Home News Personal Tax Buy-to-let landlord campaign fails to fill £500m tax gap


Buy-to-let landlord campaign fails to fill £500m tax gap

Despite HMRC’s campaign to target underpayments of tax due on rental properties, less than 3% of estimated eligible landlords have used the let property disclosure facility, according to data from Saffery Champness, which is warning that property taxation is likely to see a greater focus as landlords come under scrutiny over their tax compliance.

In its original announcement for the campaign in 2013, the government estimated that up to 1.5m landlords had underpaid or failed to pay up to £500m in tax between 2009 and 2010.

Those originally targeted included those who own more than one property, specialist landlords who rent to students, people with holiday lets and those who let houses in multiple occupation.

However, a freedom of information (FOI) request has shown that in the past five years just 35,099 people have made voluntary disclosures to HMRC, only 2.3% of the individuals originally identified. In addition, the campaign so far has recovered just £85m, approximately 17.1% of the anticipated payments.

The FOI request showed the most common reasons given for disclosures are either a ‘failure to notify HMRC’, or ‘taken reasonable care’.

James Hender, head of private wealth at Saffery Champness, said: ‘Looking at the data from the FOI, of the large number of taxpayers who stated that they had either failed to notify HMRC of their original liabilities or hadn’t taken reasonable care, many would likely have been unaware that they owed anything at all.

‘According to HMRC’s estimates, there are clearly many more landlords who have additional tax to pay, but have yet to come forward.
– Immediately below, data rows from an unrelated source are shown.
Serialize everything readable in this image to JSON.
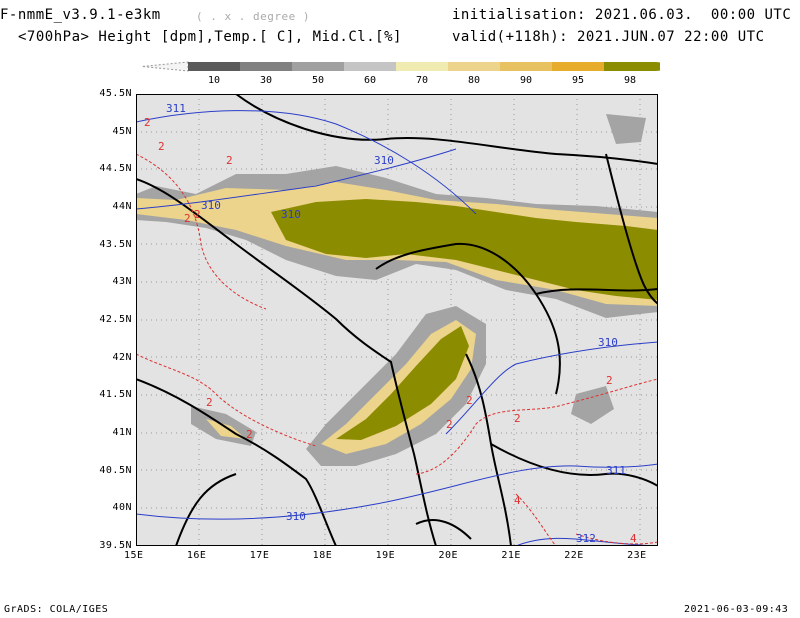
{
  "header": {
    "model_title": "F-nmmE_v3.9.1-e3km",
    "units_note": "( . x . degree )",
    "variables": "<700hPa> Height [dpm],Temp.[ C], Mid.Cl.[%]",
    "initialisation": "initialisation: 2021.06.03.  00:00 UTC",
    "valid": "valid(+118h): 2021.JUN.07 22:00 UTC"
  },
  "colorbar": {
    "labels": [
      "10",
      "30",
      "50",
      "60",
      "70",
      "80",
      "90",
      "95",
      "98"
    ],
    "colors": [
      "#5a5a5a",
      "#808080",
      "#a0a0a0",
      "#c4c4c4",
      "#f0ebb0",
      "#ecd48c",
      "#e8c260",
      "#e8ac2c",
      "#8c8c00"
    ]
  },
  "map": {
    "lat_labels": [
      "45.5N",
      "45N",
      "44.5N",
      "44N",
      "43.5N",
      "43N",
      "42.5N",
      "42N",
      "41.5N",
      "41N",
      "40.5N",
      "40N",
      "39.5N"
    ],
    "lon_labels": [
      "15E",
      "16E",
      "17E",
      "18E",
      "19E",
      "20E",
      "21E",
      "22E",
      "23E"
    ],
    "lat_range": [
      39.5,
      45.5
    ],
    "lon_range": [
      15,
      23.3
    ],
    "height_contour_labels": [
      "311",
      "310",
      "310",
      "310",
      "310",
      "311",
      "310",
      "312"
    ],
    "temp_contour_labels": [
      "2",
      "2",
      "2",
      "2",
      "2",
      "2",
      "2",
      "2",
      "2",
      "2",
      "2",
      "4",
      "4"
    ],
    "colors": {
      "land": "#e3e3e3",
      "height_contour": "#2a3ec8",
      "temp_contour": "#e03030",
      "cloud_full": "#8c8c00"
    }
  },
  "footer": {
    "left": "GrADS: COLA/IGES",
    "right": "2021-06-03-09:43"
  }
}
If this is the case, then these people would be well advised to contact the taxman sooner rather than later.

‘HMRC has been tightening the net on non-compliance and there are increasingly few opportunities for taxpayers to mitigate the risk of an investigation.

‘This campaign is one of the few that remains open but, with the common reporting standard online and the failure to correct penalty system in place (both of which will affect owners of properties overseas) it is likely to remain that way for only so long.’
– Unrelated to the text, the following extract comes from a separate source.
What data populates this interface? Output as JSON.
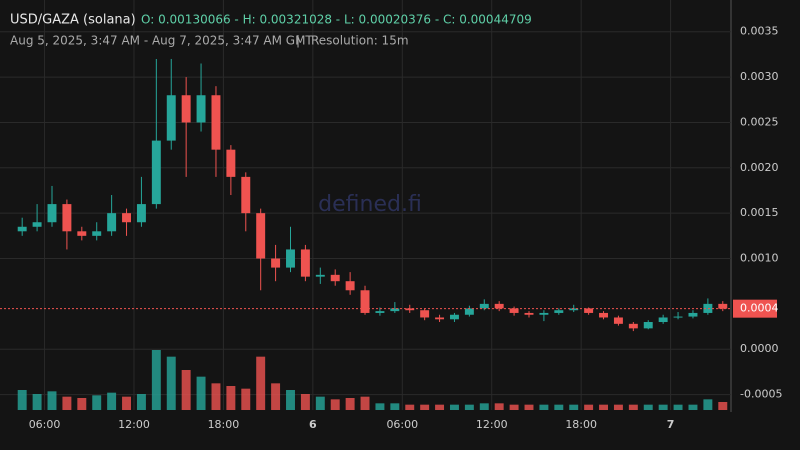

Lucy Brennan, partner at Saffery Champness, pointed out that some of the categories which have traditionally brought in substantial tax revenues, notably tobacco, alcohol and fuel, are now set to decline due to changing lifestyle habits.

‘There seems to be a pattern emerging of HMRC targeting other sources of tax revenues, with property being an asset that they could look to levy additional taxes on. This is already in motion, with a raft of tax changes set to hit second home owners and accidental landlords over the next year or so.

‘You only need to look at countries such as France and the US to see that, in comparison, UK property is a relatively lightly taxed asset. The difficulty with bringing in new property taxes is that it is political dynamite and any significant reform could provoke a backlash from property owners of all stripes,’ Brennan said.